Mit „Oh My Goddess“ zeigt sich der Brite Michael Clark gebändigter als erwartet

München, 08/11/2004

Willkommen im Club. Minutenlang dröhnt Discomusik aus den Boxen und überflutet die hell ausgeleuchtete, leere Bühne. Im fast ausverkauften Carl-Orff-Saal harrt man geduldig des zu erwartenden Spektakels. Schließlich steht ein Gastspiel des englischen Punk-Choreografen Michael Clark auf dem Programm. Es ist der zweite Besuch seiner Kompanie in München. Der erste geht auf die 80er Jahre zurück und datiert aus einer Zeit, als Clark – ein klassisch ausgebildeter Absolvent der Royal Ballet School – die Londoner Ballettszene mit radikalen, popig bunten und fetzigen Performances aufrührte. Einblicke in diese Schaffensperiode des borstig-sinnlichen Künstlergenossen mit einem unwiderstehlichen Faible für Popmusik, Mode und Travestiegags konnte man am Vorabend in der Galerie Rüdiger Schöttle gewinnen. Hier wurde „Hail the New Puritain,“ ein Dokufantasyfilm von 1985 gezeigt. Die Regie führte Videotanz-Pionier Charles Atlas, der – wie so oft - auch für das Bühnen-Lichtdesign verantwortlich zeichnet: Allianzen – Differenzen...

Heuer feiert The Michael Clark Company ihr 20jähriges Jubiläum und beweißt mit „Oh My Goddess“, dass auch Stillstand eine Art von Weiterentwicklung sein kann. Und sei es das simple Aufbrechen von Anfang und Ende einer Tanzvorstellung durch Grenzverwischung der tradierten Konvention. Mit dem Black out kommen die Tänzer. Ganz in schwarz gekleidet, gruppieren sie sich in diversen Formationen, wobei ihnen die Kartontüten auf ihren Köpfen ein kurioses Aussehen verleihen. Wenig später tauschen sie den behäbigen Kopfputz gegen eine zottelige Perücke, wie sie ihr Vortänzer in weißem Hemd und weißen Turnschuhen trägt: Uniformität der Masse.

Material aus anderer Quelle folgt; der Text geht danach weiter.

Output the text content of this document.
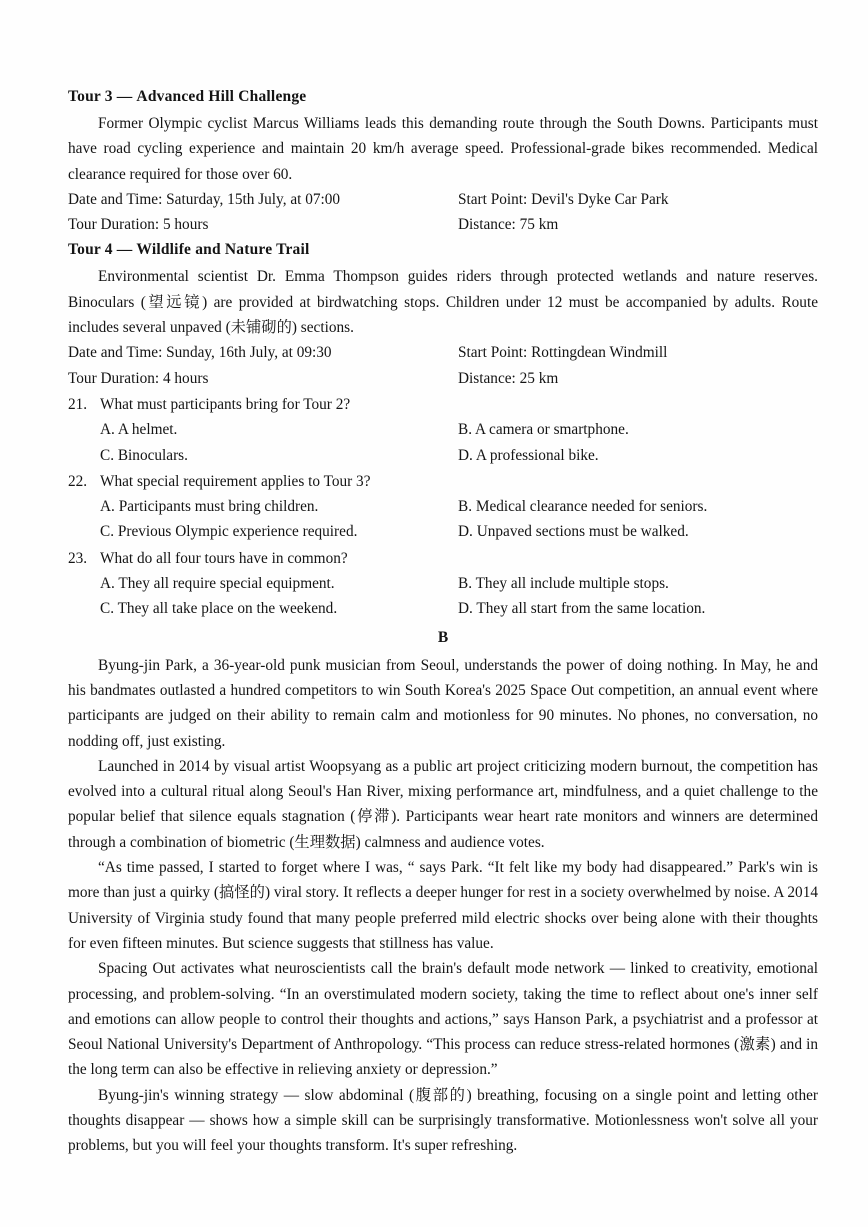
Tour 3 — Advanced Hill Challenge

Former Olympic cyclist Marcus Williams leads this demanding route through the South Downs. Participants must have road cycling experience and maintain 20 km/h average speed. Professional-grade bikes recommended. Medical clearance required for those over 60.

Date and Time: Saturday, 15th July, at 07:00	Start Point: Devil's Dyke Car Park
Tour Duration: 5 hours	Distance: 75 km
Tour 4 — Wildlife and Nature Trail

Environmental scientist Dr. Emma Thompson guides riders through protected wetlands and nature reserves. Binoculars (望远镜) are provided at birdwatching stops. Children under 12 must be accompanied by adults. Route includes several unpaved (未铺砌的) sections.

Date and Time: Sunday, 16th July, at 09:30	Start Point: Rottingdean Windmill
Tour Duration: 4 hours	Distance: 25 km
21. What must participants bring for Tour 2?
A. A helmet.	B. A camera or smartphone.
C. Binoculars.	D. A professional bike.
22. What special requirement applies to Tour 3?
A. Participants must bring children.	B. Medical clearance needed for seniors.
C. Previous Olympic experience required.	D. Unpaved sections must be walked.
23. What do all four tours have in common?
A. They all require special equipment.	B. They all include multiple stops.
C. They all take place on the weekend.	D. They all start from the same location.
B

Byung-jin Park, a 36-year-old punk musician from Seoul, understands the power of doing nothing. In May, he and his bandmates outlasted a hundred competitors to win South Korea's 2025 Space Out competition, an annual event where participants are judged on their ability to remain calm and motionless for 90 minutes. No phones, no conversation, no nodding off, just existing.

Launched in 2014 by visual artist Woopsyang as a public art project criticizing modern burnout, the competition has evolved into a cultural ritual along Seoul's Han River, mixing performance art, mindfulness, and a quiet challenge to the popular belief that silence equals stagnation (停滞). Participants wear heart rate monitors and winners are determined through a combination of biometric (生理数据) calmness and audience votes.

“As time passed, I started to forget where I was, “ says Park. “It felt like my body had disappeared.” Park's win is more than just a quirky (搞怪的) viral story. It reflects a deeper hunger for rest in a society overwhelmed by noise. A 2014 University of Virginia study found that many people preferred mild electric shocks over being alone with their thoughts for even fifteen minutes. But science suggests that stillness has value.

Spacing Out activates what neuroscientists call the brain's default mode network — linked to creativity, emotional processing, and problem-solving. “In an overstimulated modern society, taking the time to reflect about one's inner self and emotions can allow people to control their thoughts and actions,” says Hanson Park, a psychiatrist and a professor at Seoul National University's Department of Anthropology. “This process can reduce stress-related hormones (激素) and in the long term can also be effective in relieving anxiety or depression.”

Byung-jin's winning strategy — slow abdominal (腹部的) breathing, focusing on a single point and letting other thoughts disappear — shows how a simple skill can be surprisingly transformative. Motionlessness won't solve all your problems, but you will feel your thoughts transform. It's super refreshing.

Zeit, etwas Pop Art über den herabgefahrenen Videoscreen zu schicken und schon geht's weiter mit Rutschern in den Spagat, klassischen Ballettsprüngen, steifarmigen Schwenkungen und Pirouetten. Ende des Songs. Was sich nun aneinander reiht, ist eine Bebilderung lieblos dahingeschmetterter Klaviernoten (David Appleton) nach Eric Saties „Preludes“ vor violettem Hintergrund. Ein Mann, in engem Beintrikot und puffärmeligem Blouson, beginnt konzentriert und kontrolliert seinen Körper in mehr oder weniger klassischen Exerzitien zu drehen, zu beugen und zu balancieren. Sein Blick dabei bleibt starr: Bloß keine Emotionen. Weiter geht es mit fünf ähnlich strukturierten Sequenzen, in denen sich wechselnde Paare, Trios und Gruppen bis hin zum Septett in vorwiegend langsamen, von Posen dominierten Schreittänzen begegnen oder aber – zumeist – eine synchrone Einheit präsentieren. Ein Touch Pathos und der Verzicht auf alles Fließende in den Bewegungen endet in einem gelb umrahmten Ensemble-Coup. Kein Kostüm lenkt von der Schlichtheit des Schrittvokabulars ab: Clark führt uns vor Augen, warum wir Ballett hassen (könnten) und (Show-)Tanz lieben. Die Seele seiner Tänzer aber beginnt nur unter den schrägen Popmusik-Schlagern von T. Rex, The Human League, PJ Harvey oder den Sex Pistols zu schwingen.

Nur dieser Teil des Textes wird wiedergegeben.